One Housing Group (OHG) keyworkers are being told to absorb a shocking 11.1% rent increase this month, according to letters that have been passed to SHAC.
Selma*, a teacher on a keyworker tenancy with OHG in London, received one such letter out of the blue in September. Selma questioned the increase as housing association rent rises normally take effect in April of each year. Most are aligned to government’s social housing rent cap and this year, the rent cap was set at 7%.
Selma also has to pay service charges which are not subject to any regulation or cap, and said:
“I am already struggling. There is no way that I can find an extra 11% when my pay hasn’t gone up for the last year. I am not going to be paying the increase. I can’t afford it. Which key workers have had pay increases over 10%?”
OHG replied to Selma saying:
“The 7% cap does not apply to supported housing, market rented tenants and keyworker tenants. As you are a keyworker tenant, the 11.1% increase does apply to you.”
The OHG response still creates some confusion however as not all those on supported housing and market rents have received a similar increase.
Charity Does Not Begin at Home
One Housing Group owns and manages more than 17,000 homes across London and the South East, housing around 35,000 tenants and residents. It describes itself as having:
“… a charitable housing association at its core. We believe in creating places that people can call home, supporting people to live well and building lasting homes and communities.”
But as Selma is finding out, the association sees no contradiction in applying rent increases that risk making tenants and residents homeless.
Richard Hill (left) One Housing Group chief departed the association earlier this year.
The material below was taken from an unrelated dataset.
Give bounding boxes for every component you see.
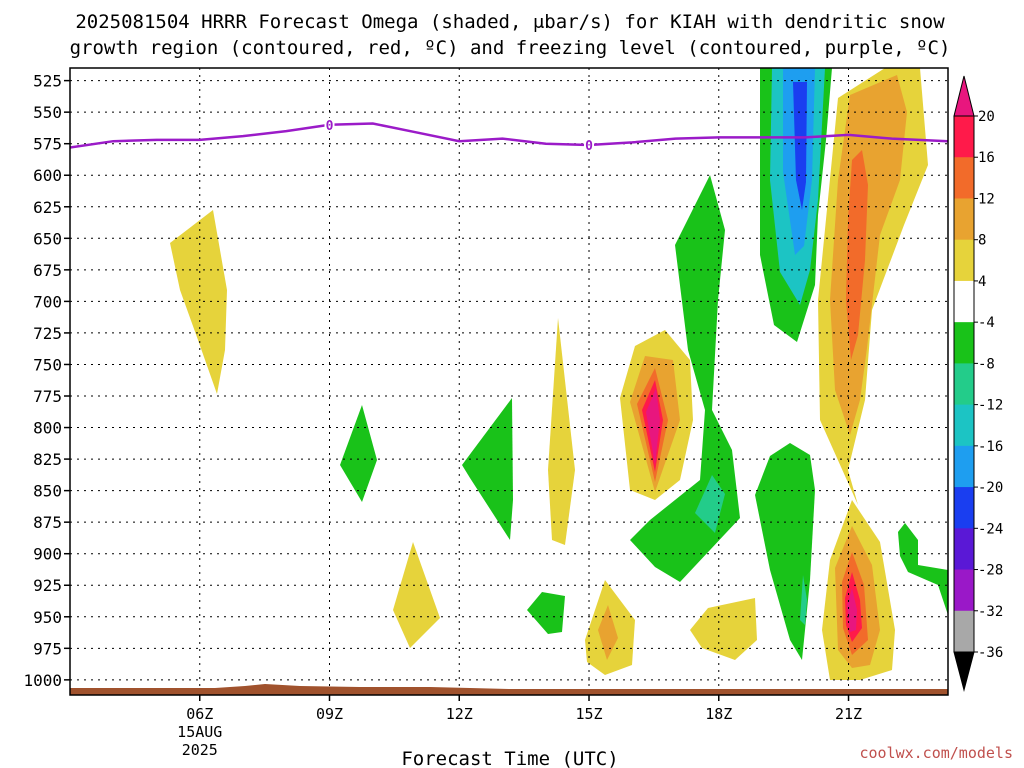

Riverside chief Carol Matthews (right), announced last month that she is also leaving.
OHG which primarily owned properties in London and the south east, recently merged with a northern based housing association, Riverside Housing Group. Both have considerable wealth. OHG made an operating surplus of more than £37 million in 2022, and Riverside’s surplus exceeded £105 million.
The organisations are also generous in their executive pay. OHG’s chief earns around £230,000 per year, and Riverside pays more than £260,000. Meanwhile, at the other end of the spectrum, public and community workers living in their homes are being pushed into financial penury.
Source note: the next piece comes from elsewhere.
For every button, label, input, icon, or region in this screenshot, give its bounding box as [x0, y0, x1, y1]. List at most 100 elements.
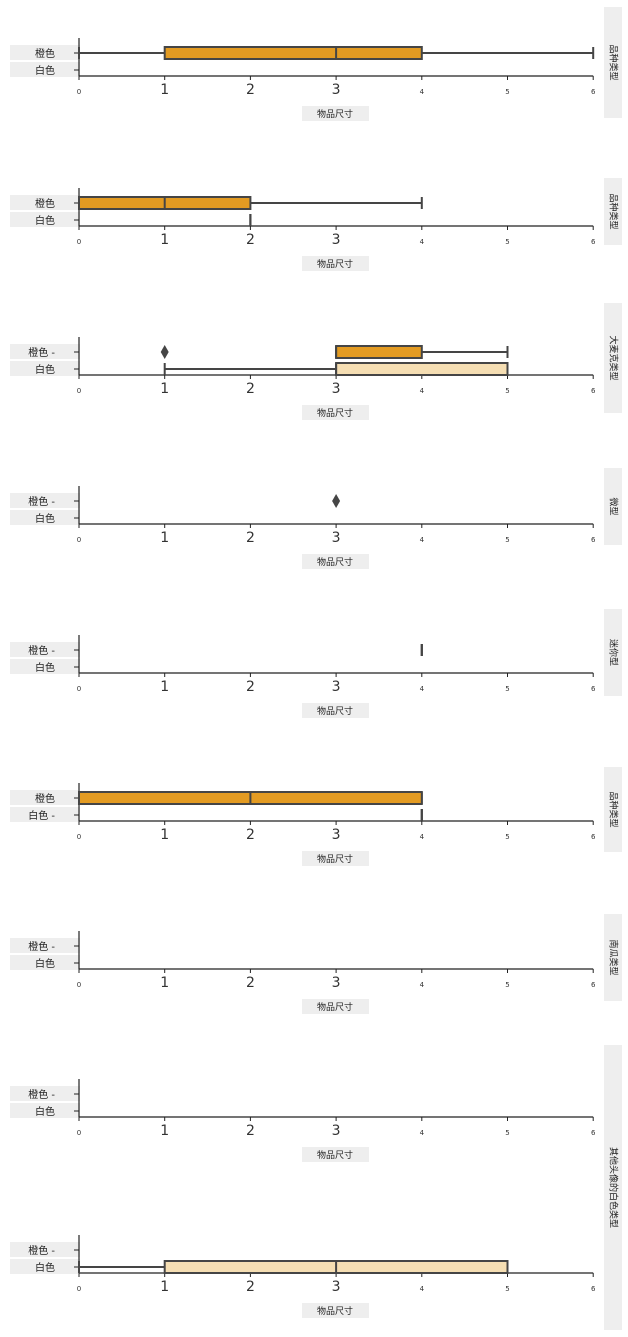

The government’s Key Worker Living scheme was launched in 2004. It aimed to stem the drain of public service workers in London and the south east where high housing costs caused recruitment and retention problems for employers. The scheme offers discounted rents and mortgages.
Selma joined SHAC’s Unfair and Uncapped campaign to demand a freeze on rents and a cap on service charges to prevent people being priced out of housing association homes.
The leading edge of the campaign supports tenants and residents to withhold payment of rent and service charge increases, as well as organising protests, political lobbying, and media work.